Woolworth's, an early five and dime store chain, opened their first luncheonette in New Albany, Indiana around 1923, and expanded rapidly from there.[1] Lunch counters were often found in other dimestores, like Newberry's, S. H. Kress, H.L. Green, W.T. Grant, McLellan's or McCrory's. Members of the retail staff who had taken lunch counter training would staff the counter during lunch time. A lunch counter was built into dime-stores as late as the 1950s, but into the 1960s they lost popularity to fast food restaurants such as McDonald's and convenience stores such as 7-Eleven.
Typical foods served were hot and cold sandwiches (such as ham and cheese, grilled cheese, BLT, patty melt, and egg salad), soups, pie, ice cream (including sundaes, ice cream sodas, and milkshakes), soda, coffee, and hot chocolate.
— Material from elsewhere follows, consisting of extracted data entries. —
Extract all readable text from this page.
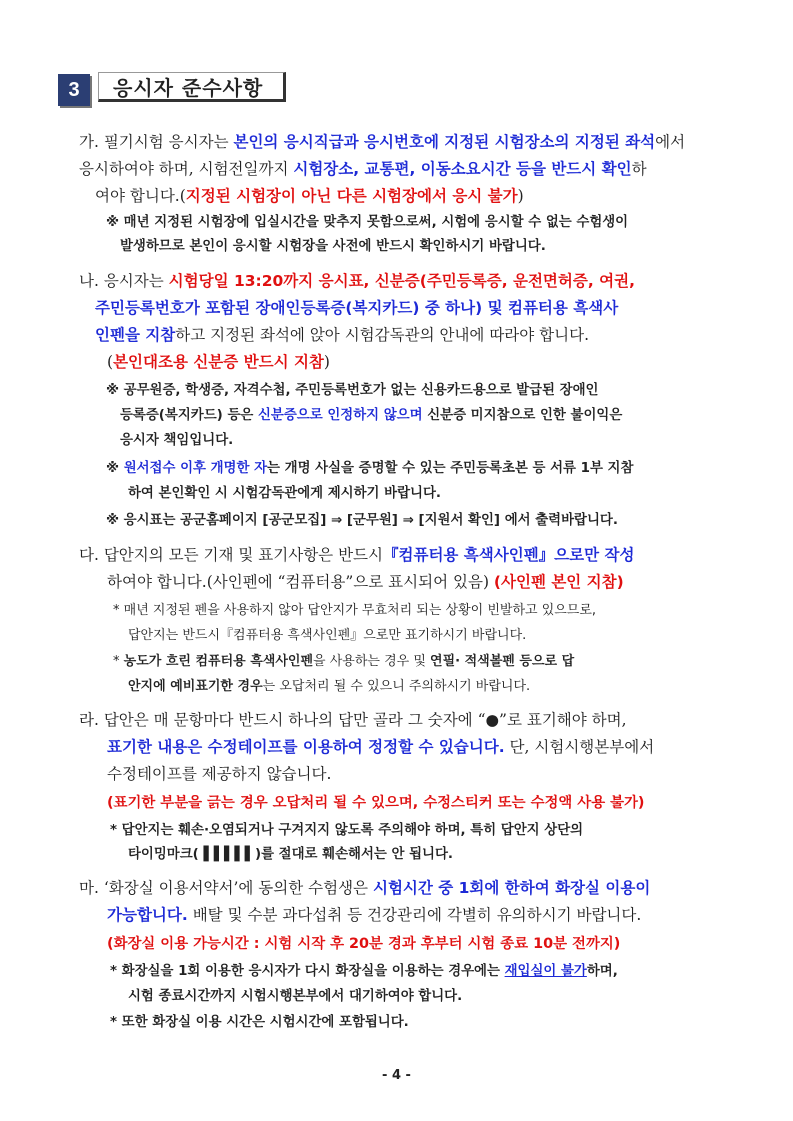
3	응시자 준수사항
가. 필기시험 응시자는 본인의 응시직급과 응시번호에 지정된 시험장소의 지정된 좌석에서
응시하여야 하며, 시험전일까지 시험장소, 교통편, 이동소요시간 등을 반드시 확인하
여야 합니다.(지정된 시험장이 아닌 다른 시험장에서 응시 불가)
※ 매년 지정된 시험장에 입실시간을 맞추지 못함으로써, 시험에 응시할 수 없는 수험생이
발생하므로 본인이 응시할 시험장을 사전에 반드시 확인하시기 바랍니다.
나. 응시자는 시험당일 13:20까지 응시표, 신분증(주민등록증, 운전면허증, 여권,
주민등록번호가 포함된 장애인등록증(복지카드) 중 하나) 및 컴퓨터용 흑색사
인펜을 지참하고 지정된 좌석에 앉아 시험감독관의 안내에 따라야 합니다.
(본인대조용 신분증 반드시 지참)
※ 공무원증, 학생증, 자격수첩, 주민등록번호가 없는 신용카드용으로 발급된 장애인
등록증(복지카드) 등은 신분증으로 인정하지 않으며 신분증 미지참으로 인한 불이익은
응시자 책임입니다.
※ 원서접수 이후 개명한 자는 개명 사실을 증명할 수 있는 주민등록초본 등 서류 1부 지참
하여 본인확인 시 시험감독관에게 제시하기 바랍니다.
※ 응시표는 공군홈페이지 [공군모집] ⇒ [군무원] ⇒ [지원서 확인] 에서 출력바랍니다.
다. 답안지의 모든 기재 및 표기사항은 반드시『컴퓨터용 흑색사인펜』으로만 작성
하여야 합니다.(사인펜에 “컴퓨터용”으로 표시되어 있음) (사인펜 본인 지참)
* 매년 지정된 펜을 사용하지 않아 답안지가 무효처리 되는 상황이 빈발하고 있으므로,
답안지는 반드시『컴퓨터용 흑색사인펜』으로만 표기하시기 바랍니다.
* 농도가 흐린 컴퓨터용 흑색사인펜을 사용하는 경우 및 연필· 적색볼펜 등으로 답
안지에 예비표기한 경우는 오답처리 될 수 있으니 주의하시기 바랍니다.
라. 답안은 매 문항마다 반드시 하나의 답만 골라 그 숫자에 “●”로 표기해야 하며,
표기한 내용은 수정테이프를 이용하여 정정할 수 있습니다. 단, 시험시행본부에서
수정테이프를 제공하지 않습니다.
(표기한 부분을 긁는 경우 오답처리 될 수 있으며, 수정스티커 또는 수정액 사용 불가)
* 답안지는 훼손·오염되거나 구겨지지 않도록 주의해야 하며, 특히 답안지 상단의
타이밍마크( ▌▌▌▌▌)를 절대로 훼손해서는 안 됩니다.
마. ‘화장실 이용서약서’에 동의한 수험생은 시험시간 중 1회에 한하여 화장실 이용이
가능합니다. 배탈 및 수분 과다섭취 등 건강관리에 각별히 유의하시기 바랍니다.
(화장실 이용 가능시간 : 시험 시작 후 20분 경과 후부터 시험 종료 10분 전까지)
* 화장실을 1회 이용한 응시자가 다시 화장실을 이용하는 경우에는 재입실이 불가하며,
시험 종료시간까지 시험시행본부에서 대기하여야 합니다.
* 또한 화장실 이용 시간은 시험시간에 포함됩니다.
- 4 -
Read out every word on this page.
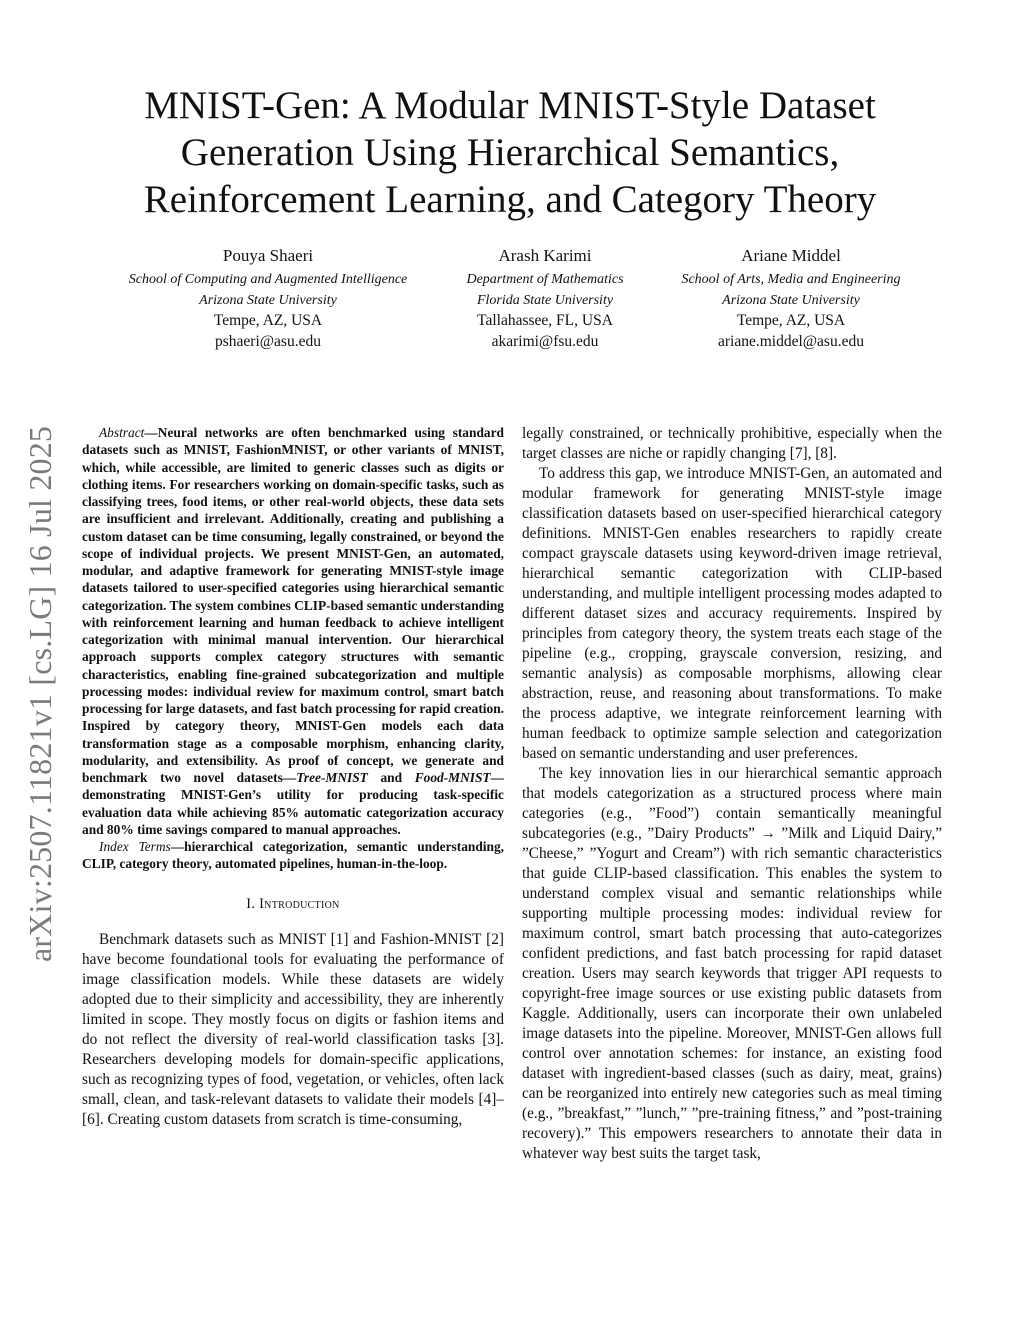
arXiv:2507.11821v1 [cs.LG] 16 Jul 2025
MNIST-Gen: A Modular MNIST-Style Dataset Generation Using Hierarchical Semantics, Reinforcement Learning, and Category Theory
Pouya Shaeri
School of Computing and Augmented Intelligence
Arizona State University
Tempe, AZ, USA
pshaeri@asu.edu
Arash Karimi
Department of Mathematics
Florida State University
Tallahassee, FL, USA
akarimi@fsu.edu
Ariane Middel
School of Arts, Media and Engineering
Arizona State University
Tempe, AZ, USA
ariane.middel@asu.edu

Abstract—Neural networks are often benchmarked using standard datasets such as MNIST, FashionMNIST, or other variants of MNIST, which, while accessible, are limited to generic classes such as digits or clothing items. For researchers working on domain-specific tasks, such as classifying trees, food items, or other real-world objects, these data sets are insufficient and irrelevant. Additionally, creating and publishing a custom dataset can be time consuming, legally constrained, or beyond the scope of individual projects. We present MNIST-Gen, an automated, modular, and adaptive framework for generating MNIST-style image datasets tailored to user-specified categories using hierarchical semantic categorization. The system combines CLIP-based semantic understanding with reinforcement learning and human feedback to achieve intelligent categorization with minimal manual intervention. Our hierarchical approach supports complex category structures with semantic characteristics, enabling fine-grained subcategorization and multiple processing modes: individual review for maximum control, smart batch processing for large datasets, and fast batch processing for rapid creation. Inspired by category theory, MNIST-Gen models each data transformation stage as a composable morphism, enhancing clarity, modularity, and extensibility. As proof of concept, we generate and benchmark two novel datasets—Tree-MNIST and Food-MNIST—demonstrating MNIST-Gen’s utility for producing task-specific evaluation data while achieving 85% automatic categorization accuracy and 80% time savings compared to manual approaches.

Index Terms—hierarchical categorization, semantic understanding, CLIP, category theory, automated pipelines, human-in-the-loop.

I. Introduction

Benchmark datasets such as MNIST [1] and Fashion-MNIST [2] have become foundational tools for evaluating the performance of image classification models. While these datasets are widely adopted due to their simplicity and accessibility, they are inherently limited in scope. They mostly focus on digits or fashion items and do not reflect the diversity of real-world classification tasks [3]. Researchers developing models for domain-specific applications, such as recognizing types of food, vegetation, or vehicles, often lack small, clean, and task-relevant datasets to validate their models [4]–[6]. Creating custom datasets from scratch is time-consuming,

legally constrained, or technically prohibitive, especially when the target classes are niche or rapidly changing [7], [8].

To address this gap, we introduce MNIST-Gen, an automated and modular framework for generating MNIST-style image classification datasets based on user-specified hierarchical category definitions. MNIST-Gen enables researchers to rapidly create compact grayscale datasets using keyword-driven image retrieval, hierarchical semantic categorization with CLIP-based understanding, and multiple intelligent processing modes adapted to different dataset sizes and accuracy requirements. Inspired by principles from category theory, the system treats each stage of the pipeline (e.g., cropping, grayscale conversion, resizing, and semantic analysis) as composable morphisms, allowing clear abstraction, reuse, and reasoning about transformations. To make the process adaptive, we integrate reinforcement learning with human feedback to optimize sample selection and categorization based on semantic understanding and user preferences.

The key innovation lies in our hierarchical semantic approach that models categorization as a structured process where main categories (e.g., ”Food”) contain semantically meaningful subcategories (e.g., ”Dairy Products” → ”Milk and Liquid Dairy,” ”Cheese,” ”Yogurt and Cream”) with rich semantic characteristics that guide CLIP-based classification. This enables the system to understand complex visual and semantic relationships while supporting multiple processing modes: individual review for maximum control, smart batch processing that auto-categorizes confident predictions, and fast batch processing for rapid dataset creation. Users may search keywords that trigger API requests to copyright-free image sources or use existing public datasets from Kaggle. Additionally, users can incorporate their own unlabeled image datasets into the pipeline. Moreover, MNIST-Gen allows full control over annotation schemes: for instance, an existing food dataset with ingredient-based classes (such as dairy, meat, grains) can be reorganized into entirely new categories such as meal timing (e.g., ”breakfast,” ”lunch,” ”pre-training fitness,” and ”post-training recovery).” This empowers researchers to annotate their data in whatever way best suits the target task,
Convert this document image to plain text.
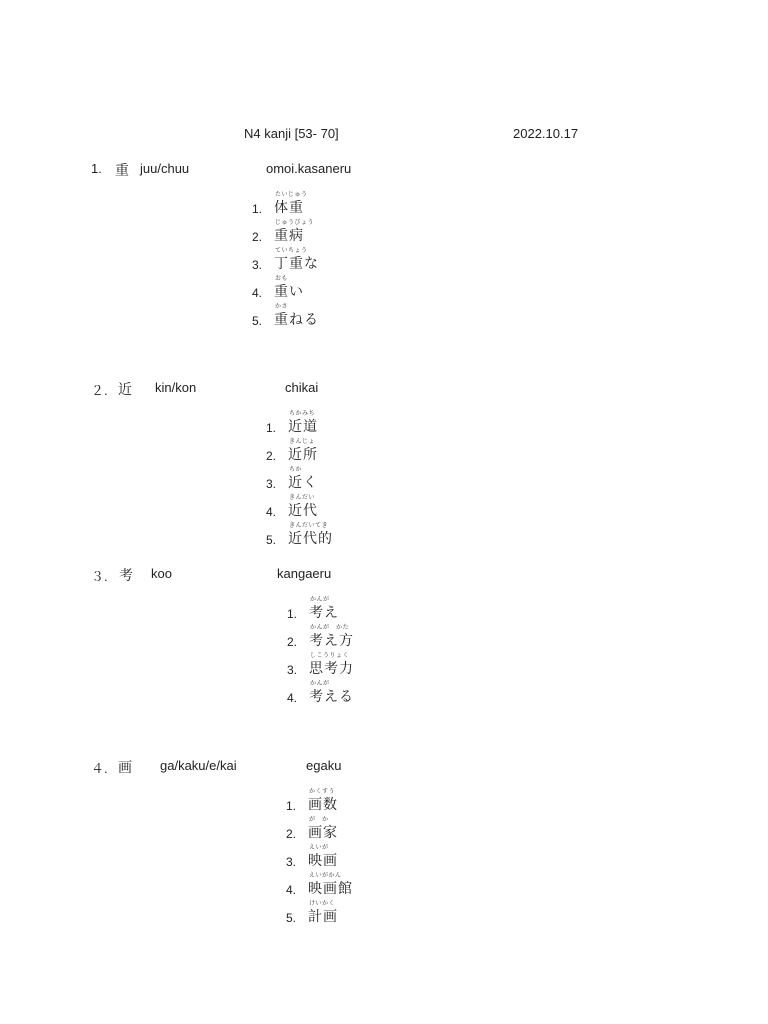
N4 kanji [53- 70]	2022.10.17
1. 重 juu/chuu	omoi.kasaneru
1.
たいじゅう
体重
2.
じゅうびょう
重病
3.
ていちょう
丁重な
4.
おも
重い
5.
かさ
重ねる
２. 近 kin/kon	chikai
1.
ちかみち
近道
2.
きんじょ
近所
3.
ちか
近く
4.
きんだい
近代
5.
きんだいてき
近代的
３. 考 koo	kangaeru
1.
かんが
考え
2.
かんが　かた
考え方
3.
しこうりょく
思考力
4.
かんが
考える
４. 画 ga/kaku/e/kai	egaku
1.
かくすう
画数
2.
が　か
画家
3.
えいが
映画
4.
えいがかん
映画館
5.
けいかく
計画
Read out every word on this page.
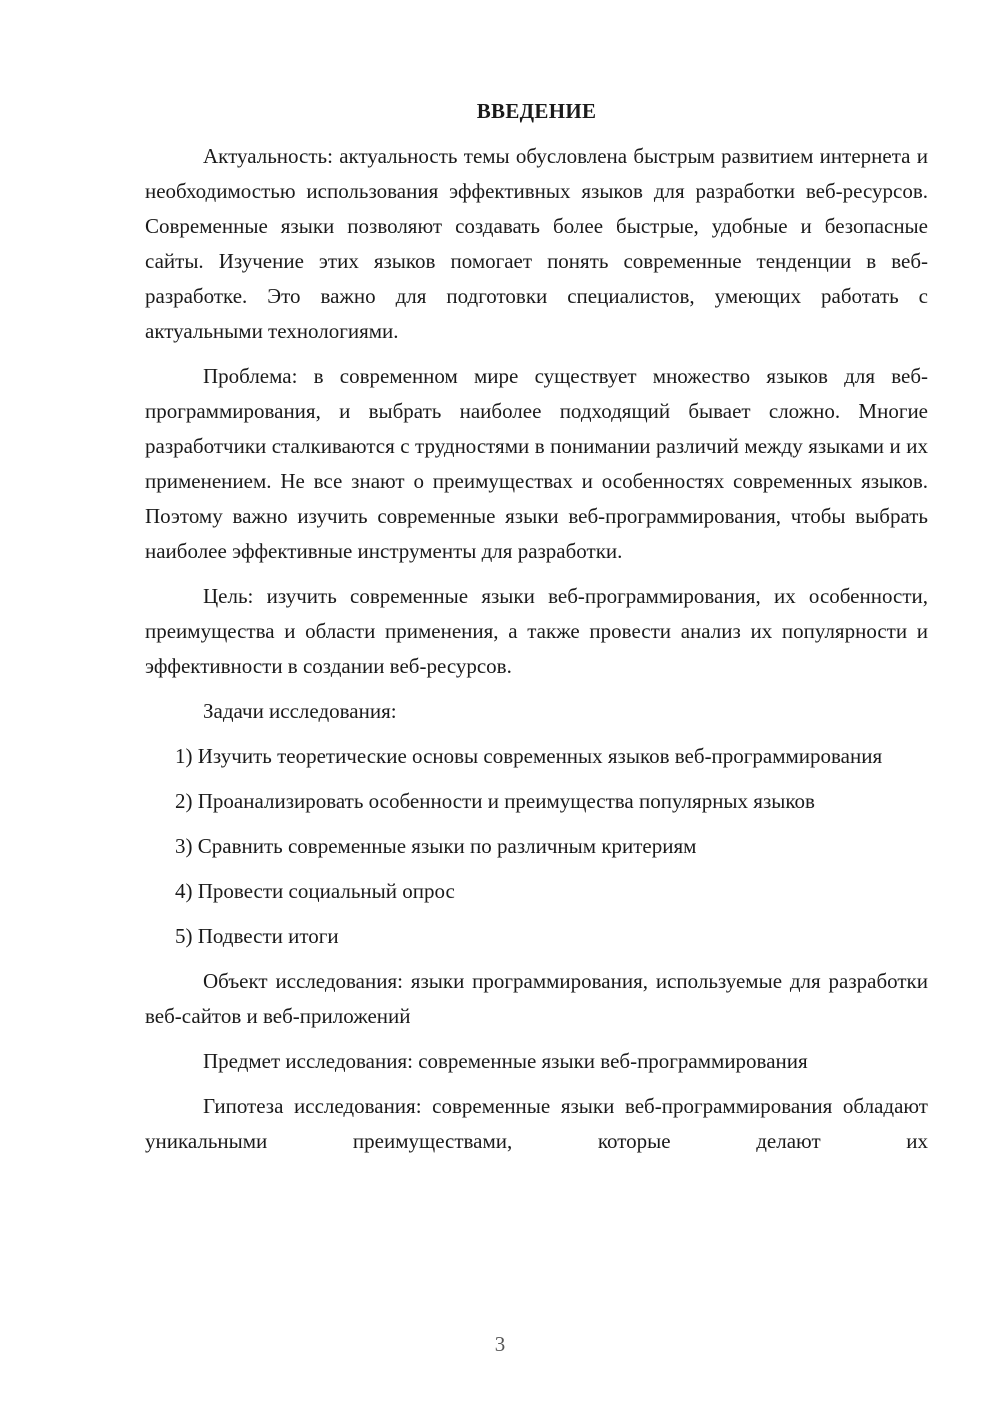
ВВЕДЕНИЕ

Актуальность: актуальность темы обусловлена быстрым развитием интернета и необходимостью использования эффективных языков для разработки веб-ресурсов. Современные языки позволяют создавать более быстрые, удобные и безопасные сайты. Изучение этих языков помогает понять современные тенденции в веб-разработке. Это важно для подготовки специалистов, умеющих работать с актуальными технологиями.

Проблема: в современном мире существует множество языков для веб-программирования, и выбрать наиболее подходящий бывает сложно. Многие разработчики сталкиваются с трудностями в понимании различий между языками и их применением. Не все знают о преимуществах и особенностях современных языков. Поэтому важно изучить современные языки веб-программирования, чтобы выбрать наиболее эффективные инструменты для разработки.

Цель: изучить современные языки веб-программирования, их особенности, преимущества и области применения, а также провести анализ их популярности и эффективности в создании веб-ресурсов.

Задачи исследования:

1) Изучить теоретические основы современных языков веб-программирования

2) Проанализировать особенности и преимущества популярных языков

3) Сравнить современные языки по различным критериям

4) Провести социальный опрос

5) Подвести итоги

Объект исследования: языки программирования, используемые для разработки веб-сайтов и веб-приложений

Предмет исследования: современные языки веб-программирования

Гипотеза исследования: современные языки веб-программирования обладают уникальными преимуществами, которые делают их

3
Integrating lunch counters in the Southern United States through the use of sit-in political protests in the 1960s was a major accomplishment of the civil rights movement. These involved African Americans and their supporters sitting at the lunch counter in areas designated for "whites only", insisting that they be served food and beverages. The Woolworth's lunch counter in Greensboro, North Carolina was the site of one of the first such sit-ins in 1960. In recognition of its significance, part of the Greensboro lunch counter has been installed at the Smithsonian Institution's National Museum of American History, while the former Woolworth's building is now the site of International Civil Rights Center and Museum.